Paradoxically, this could very well lead to competition among high-dollar tenants for the most exclusive office spaces, often located in top-tier markets such as New York City, Boston, Miami and the San Francisco Bay Area, home to the largest chunk of the nation’s AI-related office leasing.
On the other hand, Poleg predicts an intensification of trends governing coworking and suburban office spaces, where employees favor space closer to where they live in exchange for coming to the office more frequently.
“It’s similar to the remote and hybrid work story, where people want to move closer to residential areas and near mixed-use spaces,” he said.
Learning curves

Even if the dreaded layoffs never happen, office operators need to anticipate how these trends will end up manifesting themselves, particularly regarding employee habits and workflows. “In the long term, the most enduring effects of AI on office real estate are likely to be structural rather than temporary,” noted Marc DeLuca, CEO & Eastern regional president for KBS.
And real estate is expected to be a much higher-touch business than it is now. “There will be fewer customers, who are giving you less than you give them, while they expect you to do more than they ever did,” Poleg added.
In order to get AI models to act on their own, they first need to be trained around their specific workflows. “We very well may be in a situation where digital employees will be working alongside human employees,” Herrenkohl predicted. “It will be important to have areas that are conducive to that.” For Herrenkohl, this includes large, open meeting spaces and areas for training and collaborating.
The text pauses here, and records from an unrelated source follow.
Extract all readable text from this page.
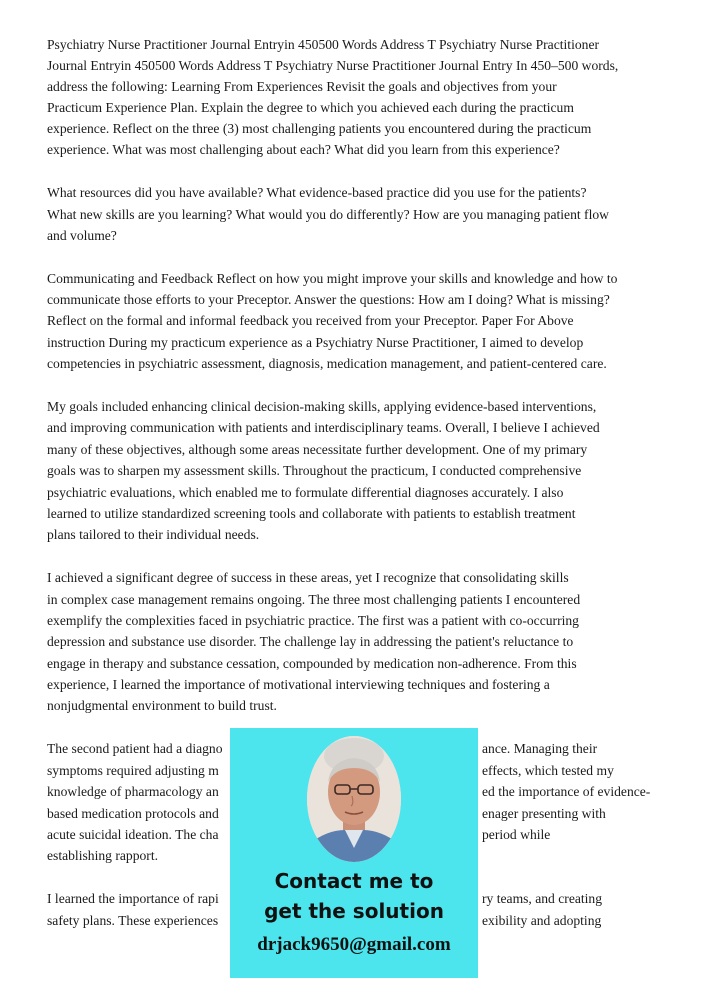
Psychiatry Nurse Practitioner Journal Entryin 450500 Words Address T Psychiatry Nurse Practitioner
Journal Entryin 450500 Words Address T Psychiatry Nurse Practitioner Journal Entry In 450–500 words,
address the following: Learning From Experiences Revisit the goals and objectives from your
Practicum Experience Plan. Explain the degree to which you achieved each during the practicum
experience. Reflect on the three (3) most challenging patients you encountered during the practicum
experience. What was most challenging about each? What did you learn from this experience?
What resources did you have available? What evidence-based practice did you use for the patients?
What new skills are you learning? What would you do differently? How are you managing patient flow
and volume?
Communicating and Feedback Reflect on how you might improve your skills and knowledge and how to
communicate those efforts to your Preceptor. Answer the questions: How am I doing? What is missing?
Reflect on the formal and informal feedback you received from your Preceptor. Paper For Above
instruction During my practicum experience as a Psychiatry Nurse Practitioner, I aimed to develop
competencies in psychiatric assessment, diagnosis, medication management, and patient-centered care.
My goals included enhancing clinical decision-making skills, applying evidence-based interventions,
and improving communication with patients and interdisciplinary teams. Overall, I believe I achieved
many of these objectives, although some areas necessitate further development. One of my primary
goals was to sharpen my assessment skills. Throughout the practicum, I conducted comprehensive
psychiatric evaluations, which enabled me to formulate differential diagnoses accurately. I also
learned to utilize standardized screening tools and collaborate with patients to establish treatment
plans tailored to their individual needs.
I achieved a significant degree of success in these areas, yet I recognize that consolidating skills
in complex case management remains ongoing. The three most challenging patients I encountered
exemplify the complexities faced in psychiatric practice. The first was a patient with co-occurring
depression and substance use disorder. The challenge lay in addressing the patient's reluctance to
engage in therapy and substance cessation, compounded by medication non-adherence. From this
experience, I learned the importance of motivational interviewing techniques and fostering a
nonjudgmental environment to build trust.
The second patient had a diagno	ance. Managing their
symptoms required adjusting m	effects, which tested my
knowledge of pharmacology an	ed the importance of evidence-
based medication protocols and	enager presenting with
acute suicidal ideation. The cha	period while
establishing rapport.
I learned the importance of rapi	ry teams, and creating
safety plans. These experiences	exibility and adopting
Contact me to
get the solution
drjack9650@gmail.com
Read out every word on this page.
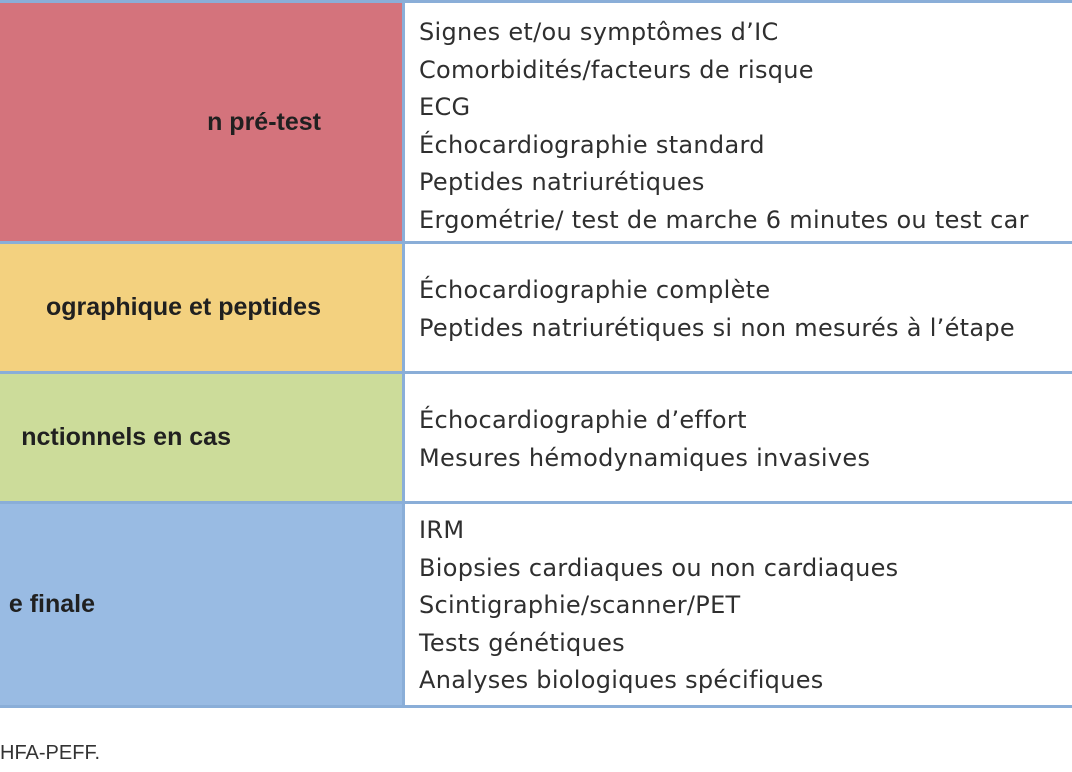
n pré-test
Signes et/ou symptômes d’IC
Comorbidités/facteurs de risque
ECG
Échocardiographie standard
Peptides natriurétiques
Ergométrie/ test de marche 6 minutes ou test car
ographique et peptides
Échocardiographie complète
Peptides natriurétiques si non mesurés à l’étape
nctionnels en cas
Échocardiographie d’effort
Mesures hémodynamiques invasives
e finale
IRM
Biopsies cardiaques ou non cardiaques
Scintigraphie/scanner/PET
Tests génétiques
Analyses biologiques spécifiques
HFA-PEFF.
But meeting these needs can’t happen in a vacuum. AI-friendly offices need to have the infrastructure necessary to support these changes. While strong amenity offerings, proximity to transportation and optimized foot traffic are table stakes, high-bandwidth data-transfer capabilities, sufficient power, cooling and security are musts not only due to AI’s energy consumption but also in the increasingly uncertain leasing environment that tenants will likely find themselves in. “(They) increasingly expect flexible infrastructure—from adaptable floorplans to plug-and-play power and cooling systems—allowing them to scale and reconfigure as their needs evolve,” said DeLuca.

Buildings that offer lab areas, high-power redundant fiber, secure rooms and high-quality, commute-worthy experiences will become valuable from a landlord’s perspective, Srinivasan advised.
What’s equally important to a shift in hard assets and operational capabilities is a change in mindset. According to Poleg, the office sector’s most important shift will be changing from a static investment to a more dynamic business like a restaurant or hotel.
“It’s not just a matter of squeezing margins but it also changes the whole nature of what the asset is,” Poleg said. “Becoming an operating business isn’t a bad business, but it needs to be managed and funded differently, with different responsibilities.”